We shall prove a slightly stronger statement, namely that

$$\begin{aligned} r\mapsto h(r) := \int _{\partial B_{r}}\frac{1}{|x_{\bar{r}_{2N}} -y|^{n+s}}\,\mathrm{{d}}y\quad \text { is strictly increasing on}\ (0,\bar{r}_{2N}). \end{aligned}$$
(3.11)

Indeed, we compute

$$\begin{aligned} h'(r)= & {} \int _{\partial B_{r}} \nabla \left( \frac{1}{|x_{\bar{r}_{2N}} -y|^{n+s}}\right) \cdot \nu (y)\,\mathrm{{d}}y= \int _{B_{r}} \Delta \left( \frac{1}{|x_{\bar{r}_{2N}}-x|^{n+s}}\right) \,\mathrm{{d}}x\\= & {} (n+s) (s+2) \int _{B_{r}} \frac{1}{|x_{\bar{r}_{2N}} -x|^{n+s+2}}\,\mathrm{{d}}x >0, \end{aligned}$$

which shows (3.11), and so proves (3.10). \(\square \)

Remark 3.2

It would be interesting to determine exactly the Morse index of the stationary points \((\bar{r}_1,\bar{r}_2, \dots , \bar{r}_{2N})\) (resp. \((\bar{r}_0,\bar{r}_1, \dots , \bar{r}_{2N})\)) of the flow (3.2).
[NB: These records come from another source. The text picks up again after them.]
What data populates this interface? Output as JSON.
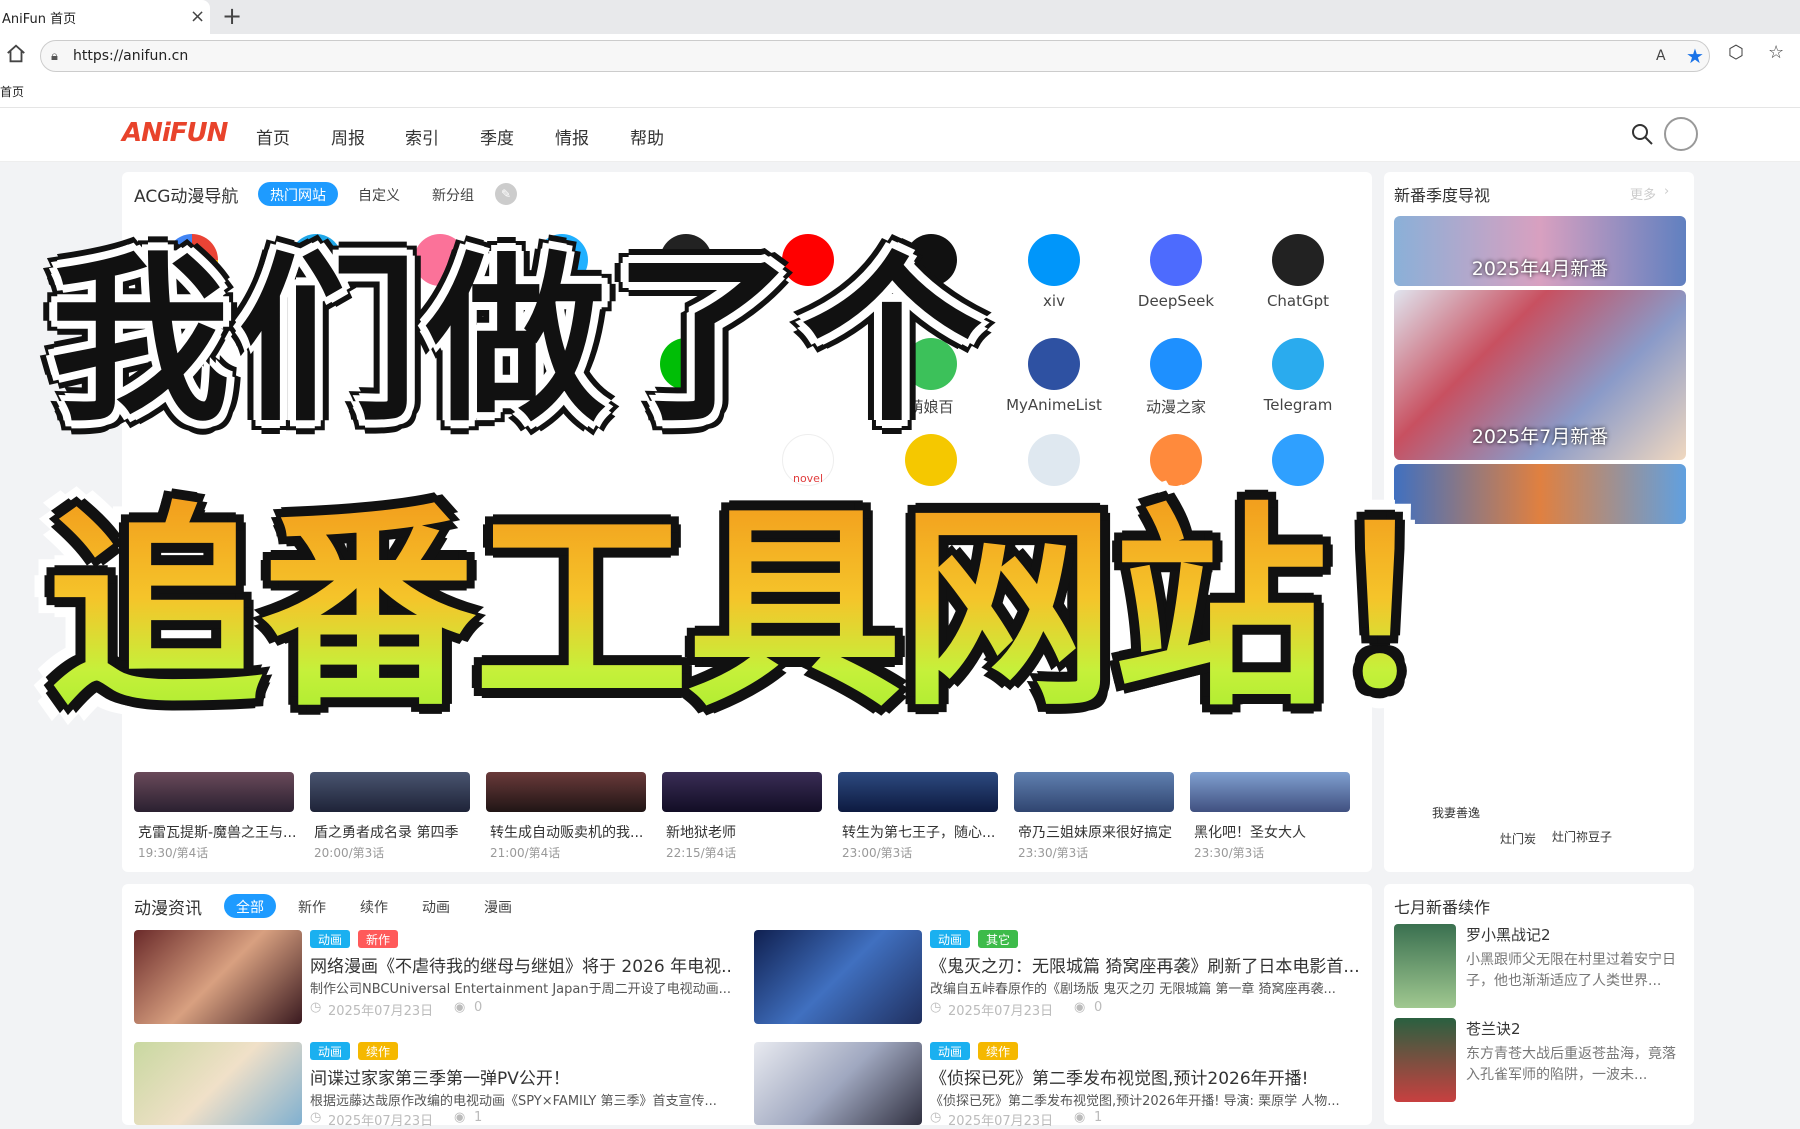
{
  "browser": {
    "tab_title": "AniFun 首页",
    "tab_close": "×",
    "new_tab": "+",
    "url": "https://anifun.cn",
    "bookmark": "首页",
    "read_aloud": "A"
  },
  "site": {
    "logo": "ANiFUN",
    "nav": [
      "首页",
      "周报",
      "索引",
      "季度",
      "情报",
      "帮助"
    ]
  },
  "nav_section": {
    "title": "ACG动漫导航",
    "tabs": [
      "热门网站",
      "自定义",
      "新分组"
    ],
    "sites": [
      {
        "label": "DeepSeek",
        "color": "#4d6bfe",
        "icon": "deepseek-icon"
      },
      {
        "label": "ChatGpt",
        "color": "#222222",
        "icon": "chatgpt-icon"
      },
      {
        "label": "xiv",
        "color": "#0096fa",
        "icon": "pixiv-icon"
      },
      {
        "label": "爱奇",
        "color": "#00be06",
        "icon": "iqiyi-icon"
      },
      {
        "label": "萌娘百",
        "color": "#3cc15a",
        "icon": "moegirl-icon"
      },
      {
        "label": "MyAnimeList",
        "color": "#2e51a2",
        "icon": "myanimelist-icon"
      },
      {
        "label": "动漫之家",
        "color": "#1e90ff",
        "icon": "dmzj-icon"
      },
      {
        "label": "Telegram",
        "color": "#2aabee",
        "icon": "telegram-icon"
      },
      {
        "label": "novel",
        "color": "#e03c3c",
        "icon": "novel-icon"
      }
    ]
  },
  "schedule": [
    {
      "title": "克雷瓦提斯-魔兽之王与...",
      "time": "19:30/第4话"
    },
    {
      "title": "盾之勇者成名录 第四季",
      "time": "20:00/第3话"
    },
    {
      "title": "转生成自动贩卖机的我...",
      "time": "21:00/第4话"
    },
    {
      "title": "新地狱老师",
      "time": "22:15/第4话"
    },
    {
      "title": "转生为第七王子，随心...",
      "time": "23:00/第3话"
    },
    {
      "title": "帝乃三姐妹原来很好搞定",
      "time": "23:30/第3话"
    },
    {
      "title": "黑化吧！圣女大人",
      "time": "23:30/第3话"
    }
  ],
  "season_guide": {
    "title": "新番季度导视",
    "more": "更多",
    "banners": [
      "2025年4月新番",
      "2025年7月新番"
    ],
    "users": [
      "我妻善逸",
      "灶门炭",
      "灶门祢豆子"
    ]
  },
  "news": {
    "title": "动漫资讯",
    "tabs": [
      "全部",
      "新作",
      "续作",
      "动画",
      "漫画"
    ],
    "items": [
      {
        "tags": [
          "动画",
          "新作"
        ],
        "title": "网络漫画《不虐待我的继母与继姐》将于 2026 年电视...",
        "desc": "制作公司NBCUniversal Entertainment Japan于周二开设了电视动画...",
        "date": "2025年07月23日",
        "views": "0"
      },
      {
        "tags": [
          "动画",
          "其它"
        ],
        "title": "《鬼灭之刃：无限城篇 猗窝座再袭》刷新了日本电影首...",
        "desc": "改编自五峠春原作的《剧场版 鬼灭之刃 无限城篇 第一章 猗窝座再袭...",
        "date": "2025年07月23日",
        "views": "0"
      },
      {
        "tags": [
          "动画",
          "续作"
        ],
        "title": "间谍过家家第三季第一弹PV公开！",
        "desc": "根据远藤达哉原作改编的电视动画《SPY×FAMILY 第三季》首支宣传...",
        "date": "2025年07月23日",
        "views": "1"
      },
      {
        "tags": [
          "动画",
          "续作"
        ],
        "title": "《侦探已死》第二季发布视觉图,预计2026年开播!",
        "desc": "《侦探已死》第二季发布视觉图,预计2026年开播! 导演: 栗原学 人物...",
        "date": "2025年07月23日",
        "views": "1"
      }
    ]
  },
  "sequels": {
    "title": "七月新番续作",
    "items": [
      {
        "title": "罗小黑战记2",
        "desc": "小黑跟师父无限在村里过着安宁日子，他也渐渐适应了人类世界..."
      },
      {
        "title": "苍兰诀2",
        "desc": "东方青苍大战后重返苍盐海，竟落入孔雀军师的陷阱，一波未..."
      }
    ]
  },
  "overlay": {
    "line1": "我们做了个",
    "line2": "追番工具网站！"
  },
  "colors": {
    "accent": "#1e9bff",
    "tag_anim": "#1ab0f0",
    "tag_new": "#ff5a5a",
    "tag_other": "#3dbb4a",
    "tag_seq": "#f5b800",
    "logo": "#e8432b"
  }
}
In the simplest case \(N=1\), we proved in Theorem 3.1 that the index of \((\bar{r}_1,\bar{r}_2)\) is equal to 2.

It would also be interesting to understand if the ball is dynamically stable for any perturbation, not necessarily radial, as it happens for the standard mean curvature flow [11, 13].